Di dunia digital, siapa saja bisa bicara agama tanpa proses belajar mendalam, tanpa sanad, bahkan tanpa tanggung jawab epistemik. Hanya bermodal kutipan ayat atau hadits yang sering dipotong konteks, seseorang bisa dianggap berilmu dan dirujuk jutaan orang. Ini wajah baru ilusi pengetahuan, di mana semangat belajar digantikan oleh pencarian instan dan arogansi intelektual tak sadar.
Matinya Keulamaan di Era Media Sosial
Matinya keulamaan bukan karena ulama hilang, tapi karena otoritas mereka didelegitimasi oleh algoritma dan kultur digital yang lebih mengutamakan kecepatan, sensasi, dan popularitas daripada kedalaman ilmu. Ketika pengguna internet lebih percaya pada selebgram dakwah ketimbang fuqaha bertahun-tahun belajar kitab, kita menyaksikan transisi epistemik: dari tradisi keilmuan berbasis sanad dan adab menuju epistemologi viral.
Fenomena ini berimplikasi serius. Dalam masyarakat tradisional, ulama bukan sekadar pengajar agama, tapi penjaga moral dan rujukan etika publik. Ketika peran itu direduksi oleh narasi sepihak yang tidak kapabel, yang lahir adalah kebingungan umat dan fragmentasi nalar keagamaan. Apalagi jika ajaran yang disampaikan bersifat provokatif dan reaktif, mengaburkan maqashid syariah (tujuan luhur syariat), dan menjauhkan umat dari semangat dialog.

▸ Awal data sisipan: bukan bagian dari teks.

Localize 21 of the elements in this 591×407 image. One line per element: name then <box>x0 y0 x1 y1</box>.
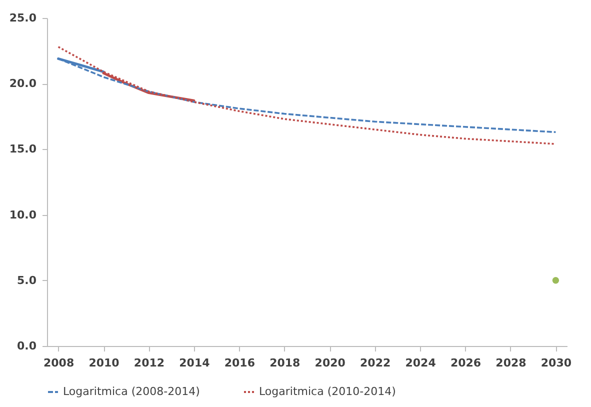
x-tick-label: 2022 <box>360 356 391 370</box>
y-tick-label: 0.0 <box>17 340 37 352</box>
legend-label: Logaritmica (2010-2014) <box>259 385 396 398</box>
x-tick-label: 2016 <box>224 356 256 370</box>
x-tick-label: 2018 <box>270 356 300 370</box>
y-tick-label: 25.0 <box>9 12 37 24</box>
x-tick-label: 2008 <box>43 356 74 370</box>
x-tick-label: 2028 <box>496 356 526 370</box>
y-tick-label: 15.0 <box>9 142 37 156</box>
y-tick-label: 20.0 <box>9 77 37 90</box>
legend-label: Logaritmica (2008-2014) <box>63 385 200 398</box>
x-tick-label: 2014 <box>179 356 210 370</box>
x-tick-label: 2010 <box>88 356 120 370</box>
x-tick-label: 2030 <box>540 356 572 370</box>
x-tick-label: 2020 <box>314 356 346 370</box>
y-tick-label: 10.0 <box>9 208 37 222</box>
x-tick-label: 2026 <box>450 356 482 370</box>
x-tick-label: 2024 <box>405 356 436 370</box>
line-series <box>57 46 557 145</box>
y-tick-label: 5.0 <box>17 274 37 287</box>
x-tick-label: 2012 <box>134 356 165 370</box>
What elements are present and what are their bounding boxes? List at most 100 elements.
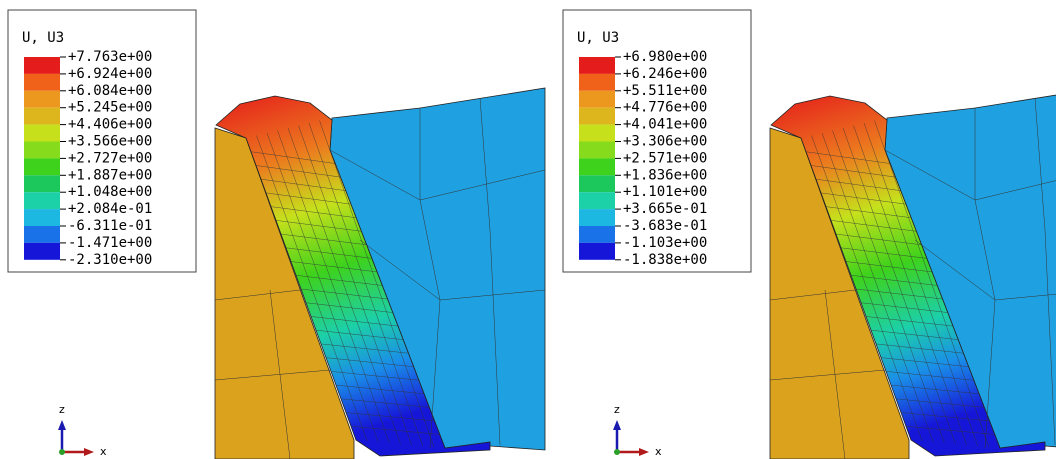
mesh-line <box>821 132 934 443</box>
mesh-line <box>895 398 985 408</box>
mesh-line <box>974 108 996 449</box>
legend-label: +3.306e+00 <box>623 134 707 150</box>
legend-label: +1.101e+00 <box>623 184 707 200</box>
legend-label: +1.887e+00 <box>68 167 152 183</box>
legend-swatch <box>579 107 615 125</box>
weld <box>770 95 1046 457</box>
mesh-line <box>255 165 341 178</box>
legend-label: +2.084e-01 <box>68 201 152 217</box>
mesh-line <box>345 412 435 422</box>
triad-z-label: z <box>614 403 620 416</box>
mesh-line <box>265 192 351 205</box>
legend-swatch <box>24 107 60 125</box>
mesh-line <box>277 130 390 444</box>
legend-label: +6.246e+00 <box>623 66 707 82</box>
mesh-line <box>256 135 368 442</box>
mesh-line <box>285 247 372 259</box>
legend-label: +3.566e+00 <box>68 134 152 150</box>
legend-swatch <box>579 57 615 74</box>
base-plate <box>214 127 355 459</box>
legend-label: -1.471e+00 <box>68 235 152 251</box>
legend-swatch <box>24 158 60 176</box>
mesh-line <box>320 343 409 354</box>
mesh-line <box>810 165 896 178</box>
mesh-line <box>832 130 945 444</box>
legend-swatch <box>24 175 60 193</box>
triad-z-label: z <box>59 403 65 416</box>
mesh-line <box>900 412 990 422</box>
legend-label: +6.980e+00 <box>623 49 707 65</box>
legend-swatch <box>579 192 615 210</box>
mesh-line <box>824 289 846 459</box>
legend-swatch <box>579 141 615 159</box>
legend-label: +1.048e+00 <box>68 184 152 200</box>
mesh-line <box>214 289 301 301</box>
legend-label: +6.084e+00 <box>68 83 152 99</box>
mesh-line <box>260 178 346 191</box>
legend-swatch <box>24 57 60 74</box>
mesh-line <box>298 125 412 446</box>
mesh-line <box>287 127 401 445</box>
legend-swatch <box>579 124 615 142</box>
mesh-line <box>270 206 357 218</box>
legend-swatch <box>579 175 615 193</box>
mesh-line <box>840 247 927 259</box>
mesh-line <box>350 426 440 435</box>
legend-label: +1.836e+00 <box>623 167 707 183</box>
mesh-line <box>308 122 423 447</box>
legend-label: +5.511e+00 <box>623 83 707 99</box>
mesh-line <box>300 288 388 300</box>
mesh-line <box>330 371 419 381</box>
mesh-line <box>890 384 980 395</box>
mesh-line <box>335 384 425 395</box>
legend-label: +5.245e+00 <box>68 100 152 116</box>
mesh-line <box>295 275 383 286</box>
mesh-line <box>315 329 404 340</box>
triad-origin <box>59 449 65 455</box>
legend-label: +4.406e+00 <box>68 117 152 133</box>
legend-swatch <box>579 90 615 108</box>
legend-swatch <box>24 226 60 243</box>
mesh-line <box>905 426 995 435</box>
mesh-line <box>830 220 917 232</box>
mesh-line <box>842 127 956 445</box>
mesh-line <box>275 220 362 232</box>
mesh-line <box>319 120 435 448</box>
legend-title: U, U3 <box>577 30 619 46</box>
legend-swatch <box>579 73 615 91</box>
mesh-line <box>825 206 912 218</box>
mesh-line <box>280 233 367 246</box>
triad-x-label: x <box>100 445 107 458</box>
legend-swatch <box>24 141 60 159</box>
mesh-line <box>340 398 430 408</box>
base-plate <box>769 127 910 459</box>
legend-label: +2.727e+00 <box>68 150 152 166</box>
mesh-line <box>214 369 331 381</box>
mesh-line <box>874 120 990 448</box>
legend-label: -1.838e+00 <box>623 252 707 268</box>
legend-swatch <box>24 90 60 108</box>
triad-origin <box>614 449 620 455</box>
mesh-line <box>820 192 906 205</box>
legend-swatch <box>579 209 615 226</box>
triad-x-head <box>84 448 94 456</box>
legend-title: U, U3 <box>22 30 64 46</box>
triad-x-head <box>639 448 649 456</box>
mesh-line <box>845 261 933 273</box>
legend-swatch <box>24 192 60 210</box>
legend-swatch <box>579 226 615 243</box>
mesh-line <box>419 108 441 449</box>
mesh-line <box>305 302 393 313</box>
legend-swatch <box>24 209 60 226</box>
legend-swatch <box>24 242 60 260</box>
mesh-line <box>769 369 886 381</box>
mesh-line <box>250 151 336 164</box>
mesh-line <box>269 289 291 459</box>
mesh-line <box>863 122 978 447</box>
mesh-line <box>850 275 938 286</box>
mesh-line <box>815 178 901 191</box>
legend-label: +4.041e+00 <box>623 117 707 133</box>
panel: U, U3+7.763e+00+6.924e+00+6.084e+00+5.24… <box>7 9 546 459</box>
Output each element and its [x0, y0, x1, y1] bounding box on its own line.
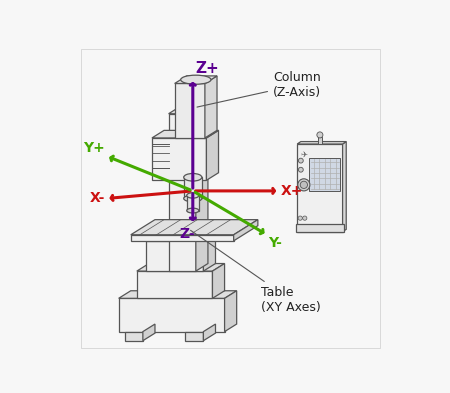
Polygon shape: [203, 324, 216, 341]
Text: ✈: ✈: [301, 149, 308, 158]
Ellipse shape: [187, 193, 199, 198]
Polygon shape: [318, 137, 322, 144]
Polygon shape: [146, 233, 216, 241]
Polygon shape: [119, 298, 225, 332]
Polygon shape: [152, 130, 219, 138]
Polygon shape: [207, 130, 219, 180]
Polygon shape: [342, 141, 346, 232]
Polygon shape: [119, 291, 237, 298]
Polygon shape: [143, 324, 155, 341]
Circle shape: [298, 158, 303, 163]
Text: Y+: Y+: [83, 141, 105, 154]
Polygon shape: [297, 144, 342, 232]
Circle shape: [300, 181, 307, 189]
Text: Z-: Z-: [179, 227, 194, 241]
Polygon shape: [137, 271, 212, 298]
Text: Table
(XY Axes): Table (XY Axes): [190, 230, 321, 314]
Text: Column
(Z-Axis): Column (Z-Axis): [197, 71, 321, 107]
Polygon shape: [296, 224, 344, 232]
Polygon shape: [212, 264, 225, 298]
Polygon shape: [187, 195, 199, 211]
Circle shape: [303, 216, 307, 220]
Polygon shape: [175, 83, 205, 138]
Polygon shape: [297, 141, 346, 144]
Polygon shape: [309, 158, 340, 191]
Circle shape: [298, 216, 302, 220]
Polygon shape: [131, 235, 234, 241]
Polygon shape: [131, 220, 258, 235]
Polygon shape: [234, 220, 258, 241]
Ellipse shape: [184, 173, 202, 181]
Polygon shape: [152, 138, 207, 180]
Ellipse shape: [181, 75, 211, 84]
Polygon shape: [184, 177, 202, 198]
Polygon shape: [146, 241, 203, 271]
Circle shape: [317, 132, 323, 138]
Polygon shape: [185, 332, 203, 341]
Text: Z+: Z+: [196, 61, 220, 76]
Text: Y-: Y-: [269, 236, 282, 250]
Polygon shape: [203, 233, 216, 271]
Circle shape: [298, 167, 303, 172]
Polygon shape: [169, 114, 196, 271]
Polygon shape: [205, 76, 217, 138]
Polygon shape: [125, 332, 143, 341]
Polygon shape: [137, 264, 225, 271]
Ellipse shape: [184, 195, 202, 202]
Polygon shape: [169, 106, 208, 114]
Polygon shape: [225, 291, 237, 332]
Circle shape: [298, 179, 310, 191]
Text: X-: X-: [90, 191, 105, 206]
Ellipse shape: [187, 208, 199, 213]
Text: X+: X+: [280, 184, 303, 198]
Polygon shape: [196, 106, 208, 271]
Polygon shape: [175, 76, 217, 83]
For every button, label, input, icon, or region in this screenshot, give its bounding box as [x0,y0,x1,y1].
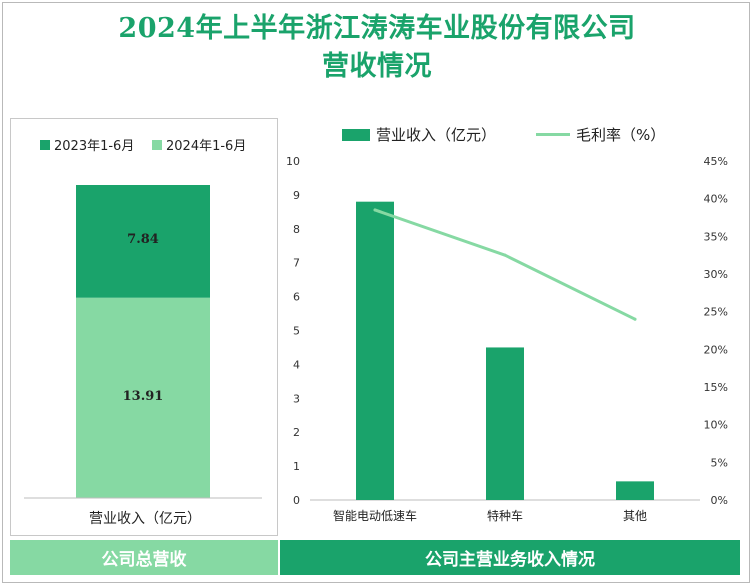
right-tick-label: 25% [704,306,728,319]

The Death of Expertise kini menjelma menjadi The Death of Ulama—ulama masih ada, tapi suaranya terkubur oleh kebisingan digital. Maka yang kita butuhkan bukan sekadar revitalisasi otoritas, tapi pembentukan literasi keagamaan digital yang berlandaskan adab, sanad, dan prinsip iqra’ sebagai fondasi berpikir kritis dan bertanggung jawab.